Fr., 08.01.2016

Erfolgreiche Premiere Erfolgreiche Premiere für den Bürgertreff

Auch das Kartenspielen klappte nach kurzer Zeit während des Treffs im Leerer Pfarrzentrum.  

Auch das Kartenspielen klappte nach kurzer Zeit während des Treffs im Leerer Pfarrzentrum.   Foto: fn

Horstmar-Leer/Horstmar - 

Über 60 Besucher kamen zum Bürgertreff für Flüchtlinge und Lotsen ins Pfarrheim nach Leer. Im dortigen Obergeschoss herrschte drangvolle Enge,

Von Franz Neugebauer

Über mehr als 60 Besucher freuten sich die Organisatoren des Bürgertreffs, zu dem am Donnerstagabend unter dem Motto „Aus Fremden werden Nachbarn“ die Flüchtlinge und Lotsen von Horstmar und Leer ins Pfarrheim Ss. Cosmas und Damian eingeladen worden waren. Die Veranstalter organisierten sogar einen eigenen Fahrdienst mit ihren Privatwagen, um die Flüchtlinge von Horstmar ins Dorf zu bringen. Über den guten Besuch – ganze Familien mit ihren Kindern waren gekommen – staunen nicht nur Pfarrdechant Johannes Büll und Prädikant Alexander Becker

Weil der große Raum im Erdgeschoss nicht zur Verfügung stand, mussten Stühle ins Obergeschoss geschafft werden, um den Besuchern dort einen Platz zu bieten. Doch die Enge machte den Abend eigentlich so richtig charmant. In Gruppen wurde geplaudert oder mit Händen und Füßen geredet, um sich zu verständigen. Sogar das Kartenspielen klappte nach kurzer Zeit ganz gut, wie Heike Hille bestätigte.

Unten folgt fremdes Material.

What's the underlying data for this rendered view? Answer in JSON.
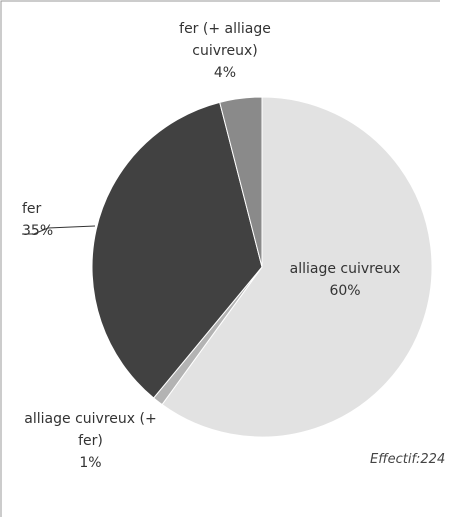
{
  "chart_data": {
    "type": "pie",
    "categories": [
      "alliage cuivreux",
      "alliage cuivreux (+ fer)",
      "fer",
      "fer (+ alliage cuivreux)"
    ],
    "values": [
      60,
      1,
      35,
      4
    ],
    "value_labels": [
      "60%",
      "1%",
      "35%",
      "4%"
    ],
    "colors": [
      "#e2e2e2",
      "#b3b3b3",
      "#414141",
      "#8a8a8a"
    ],
    "note": "Effectif:224"
  }
}
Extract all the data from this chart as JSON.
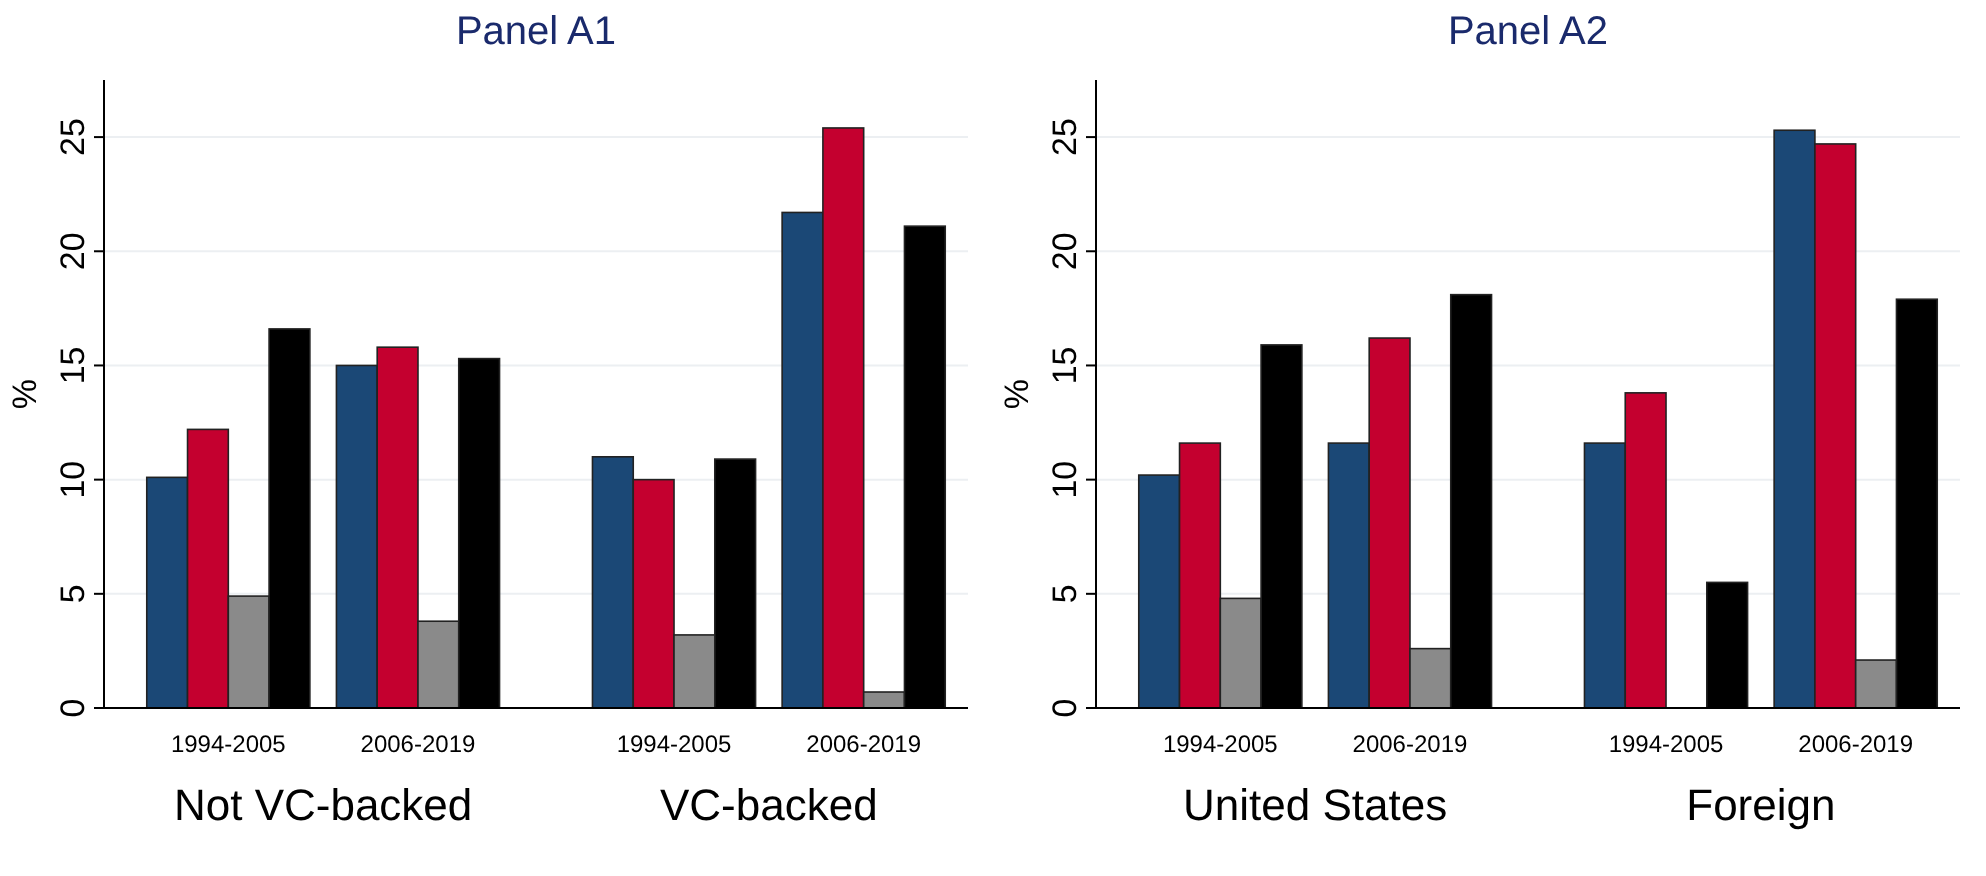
{
  "chart_data": [
    {
      "type": "bar",
      "title": "Panel A1",
      "ylabel": "%",
      "categories": [
        "1994-2005",
        "2006-2019",
        "1994-2005",
        "2006-2019"
      ],
      "annotations": [
        "Not VC-backed",
        "VC-backed"
      ],
      "ylim": [
        0,
        27.5
      ],
      "yticks": [
        0,
        5,
        10,
        15,
        20,
        25
      ],
      "grid": "y",
      "series": [
        {
          "color": "#1b4876",
          "values": [
            10.1,
            15.0,
            11.0,
            21.7
          ]
        },
        {
          "color": "#c4002f",
          "values": [
            12.2,
            15.8,
            10.0,
            25.4
          ]
        },
        {
          "color": "#8a8a8a",
          "values": [
            4.9,
            3.8,
            3.2,
            0.7
          ]
        },
        {
          "color": "#000000",
          "values": [
            16.6,
            15.3,
            10.9,
            21.1
          ]
        }
      ]
    },
    {
      "type": "bar",
      "title": "Panel A2",
      "ylabel": "%",
      "categories": [
        "1994-2005",
        "2006-2019",
        "1994-2005",
        "2006-2019"
      ],
      "annotations": [
        "United States",
        "Foreign"
      ],
      "ylim": [
        0,
        27.5
      ],
      "yticks": [
        0,
        5,
        10,
        15,
        20,
        25
      ],
      "grid": "y",
      "series": [
        {
          "color": "#1b4876",
          "values": [
            10.2,
            11.6,
            11.6,
            25.3
          ]
        },
        {
          "color": "#c4002f",
          "values": [
            11.6,
            16.2,
            13.8,
            24.7
          ]
        },
        {
          "color": "#8a8a8a",
          "values": [
            4.8,
            2.6,
            null,
            2.1
          ]
        },
        {
          "color": "#000000",
          "values": [
            15.9,
            18.1,
            5.5,
            17.9
          ]
        }
      ]
    }
  ]
}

Dr. Wulf Schloßmacher machte in seiner Begrüßung in deutscher und englischer Sprache noch einmal den Sinn und Zweck des Zusammenkommens deutlich. Man wolle sich besser kennenlernen, Vorurteile abbauen und einen Dialog erreichen. Die Zusammenkunft solle aber auch eine Motivation für die Ehrenamtlichen sein, ohne die es einfach nicht gehe, weil die Behörden überfordert seien.

Insbesondere nannte er die Sprachkurse. Denn, und das wurde an diesen Abend deutlich, es gab viele mit einem großen Interesse an Deutschkursen, um sich besser integrieren zu können.

Die VHS könne diesen Bedarf auf Dauer nicht abdecken. „Wenn wir von Integration sprechen, sollten wir betonen, dass wir in einer Wertegemeinschaft leben und manche Werte in anderen Kulturen mit unseren Kulturen nicht übereinstimmen“, machte Dr. Wulf Schlossmacher deutlich. Es sei nicht möglich, dass sich eine ganze Gesellschaft, die hier lebe, anpasse, sondern man müsse die Neuankömmlinge motivieren, sich der hiesigen Kultur anzupassen.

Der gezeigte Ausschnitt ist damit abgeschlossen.